The code sample below demonstrates logging in as a user via username and password to access the private Realm my-realm.

// Open a Realm as an individual user using username/password-based authentication
Realm.Sync.User.login('http://object-server-url:9080/', 'username', [email protected]$w0rd', (error, user) => {
  if (!error) {
    var realm = new Realm({
      sync: {
        user: user,
        url: 'realm://object-server-url:9080/~/my-realm',
      },
      schema: [{...}],
    });

    realm.write(() => {
      ...
    });
  }
});

The following code sample shows how to authenticate via Facebook to access the private Realm my-realm.

// Open a Realm as an individual user using Facebook as identity provider
const fbAccessToken = 'acc3ssT0ken...';
Realm.Sync.User.registerWithProvider('http://object-server-url:9080/', 'facebook', fbAccessToken, (error, user) => {
  if (!error) {
    var realm = new Realm({
      sync: {
        user: user,
        url: 'realm://object-server-url:9080/~/my-realm'
      },
      schema: [{...}],
    });

    realm.write(() => {
      ...
    });
  }
});

Using Synced Realms

Once you have opened a Realm using a URL to a Realm Object Server and a User object, you can interact with it as you would any other Realm in JavaScript:

realm.write(() => {
  realm.create('MyObject', jsonData);
});

var objects = realm.object('MyObject');

Event Handling

This feature is limited to our Professional and Enterprise editions. Learn more about them and start a free trial.

An exclusive feature of the Enterprise Edition of Realm Object Server is event handling capabilities. This functionality is provided in the server-side Node.js SDK, that is also used to access data managed by the Realm Object Server.
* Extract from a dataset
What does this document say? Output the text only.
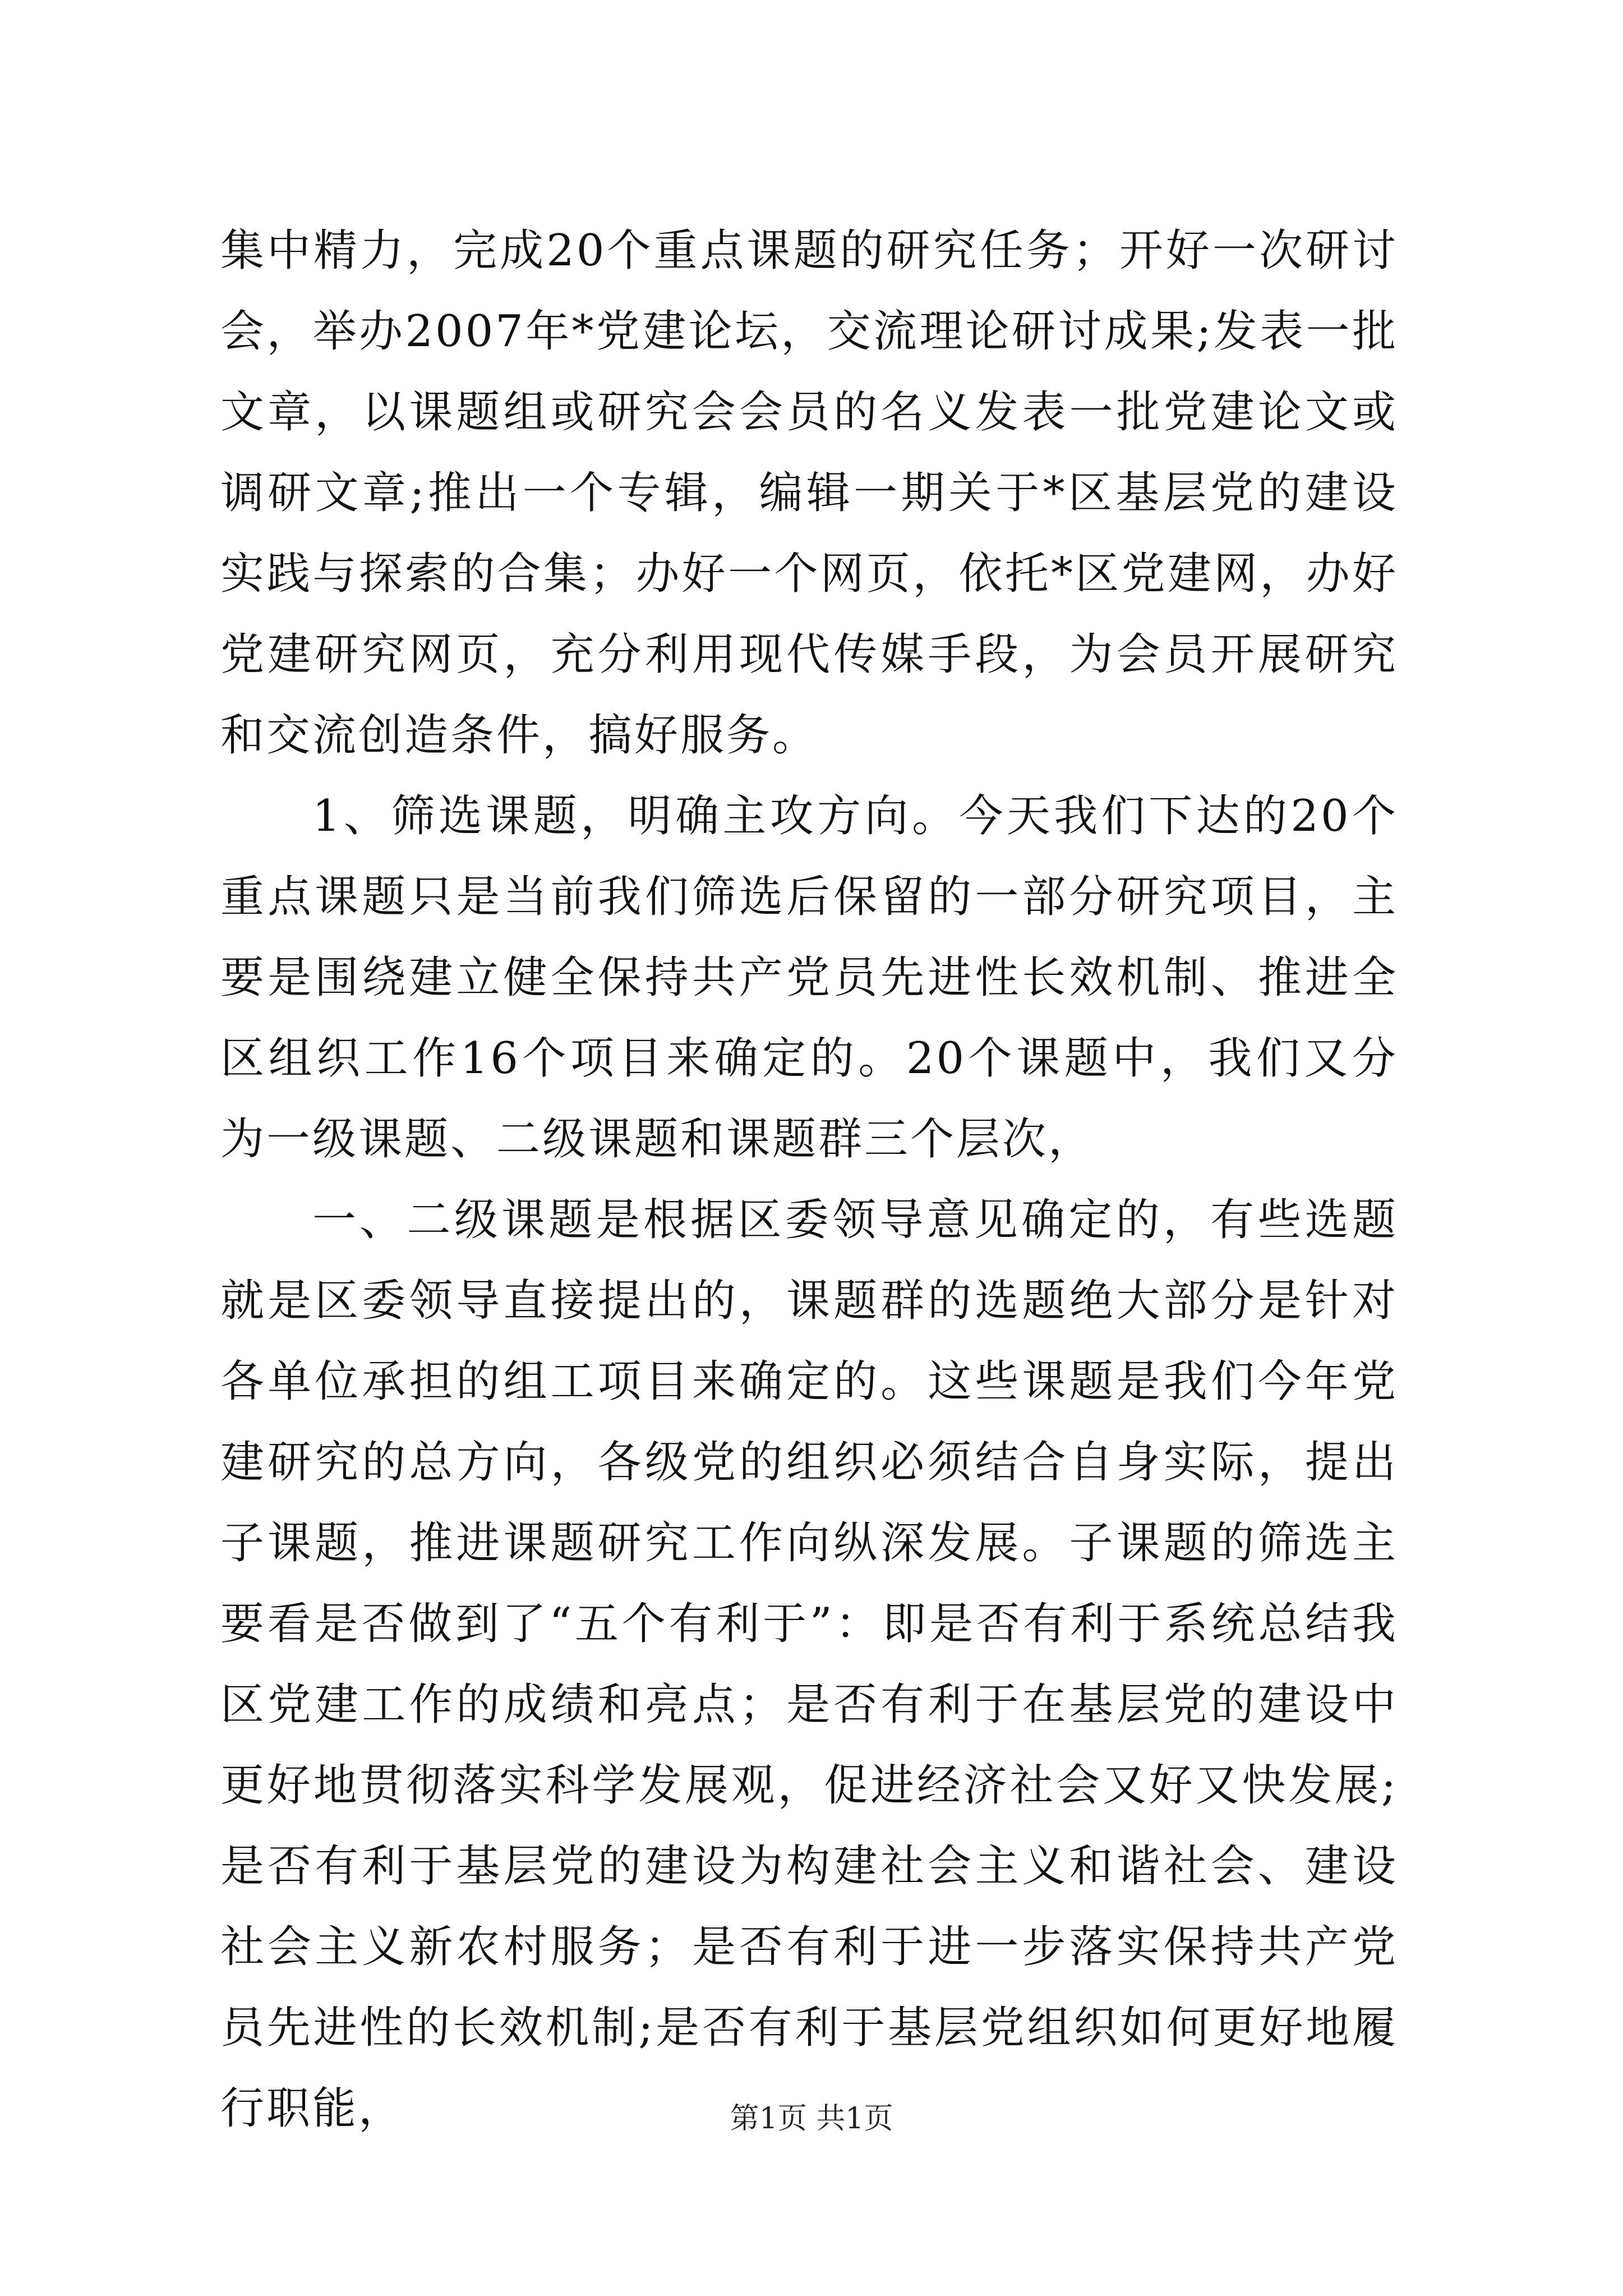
集中精力，完成20个重点课题的研究任务；开好一次研讨会，举办2007年*党建论坛，交流理论研讨成果;发表一批文章，以课题组或研究会会员的名义发表一批党建论文或调研文章;推出一个专辑，编辑一期关于*区基层党的建设实践与探索的合集；办好一个网页，依托*区党建网，办好党建研究网页，充分利用现代传媒手段，为会员开展研究和交流创造条件，搞好服务。

1、筛选课题，明确主攻方向。今天我们下达的20个重点课题只是当前我们筛选后保留的一部分研究项目，主要是围绕建立健全保持共产党员先进性长效机制、推进全区组织工作16个项目来确定的。20个课题中，我们又分为一级课题、二级课题和课题群三个层次，

一、二级课题是根据区委领导意见确定的，有些选题就是区委领导直接提出的，课题群的选题绝大部分是针对各单位承担的组工项目来确定的。这些课题是我们今年党建研究的总方向，各级党的组织必须结合自身实际，提出子课题，推进课题研究工作向纵深发展。子课题的筛选主要看是否做到了“五个有利于”：即是否有利于系统总结我区党建工作的成绩和亮点；是否有利于在基层党的建设中更好地贯彻落实科学发展观，促进经济社会又好又快发展;是否有利于基层党的建设为构建社会主义和谐社会、建设社会主义新农村服务；是否有利于进一步落实保持共产党员先进性的长效机制;是否有利于基层党组织如何更好地履行职能，	第1页 共1页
The Node.js SDK offers a global event listener API which hooks into the Realm Object Server and allows you to observe changes across Realms. This could mean listening to every Realm for changes or Realms that match a specific pattern. For example, if your app architecture separated user settings data into a Realm unique for each user where the virtual path was /~/settings, then a listener could be setup to react to changes to any user’s settings Realm.

Whenever a change is synchronized to server, it will trigger a notification which allows you to run custom server-side logic in response to the change. The notification will inform you about the virtual path of the updated Realm and provide the Realm object and fine-grained information on which objects changed. The change set provides the object indexes broken down by class name for any inserted, deleted, or modified object in the last synchronized transaction.

The sample below listens for changes to a user-specific private Realm at the virtual path /~/private. It will look for updated Coupon objects in these Realms and verify their code, if it wasn’t verified yet and write the result of the verification into the isValid property of the Coupon object.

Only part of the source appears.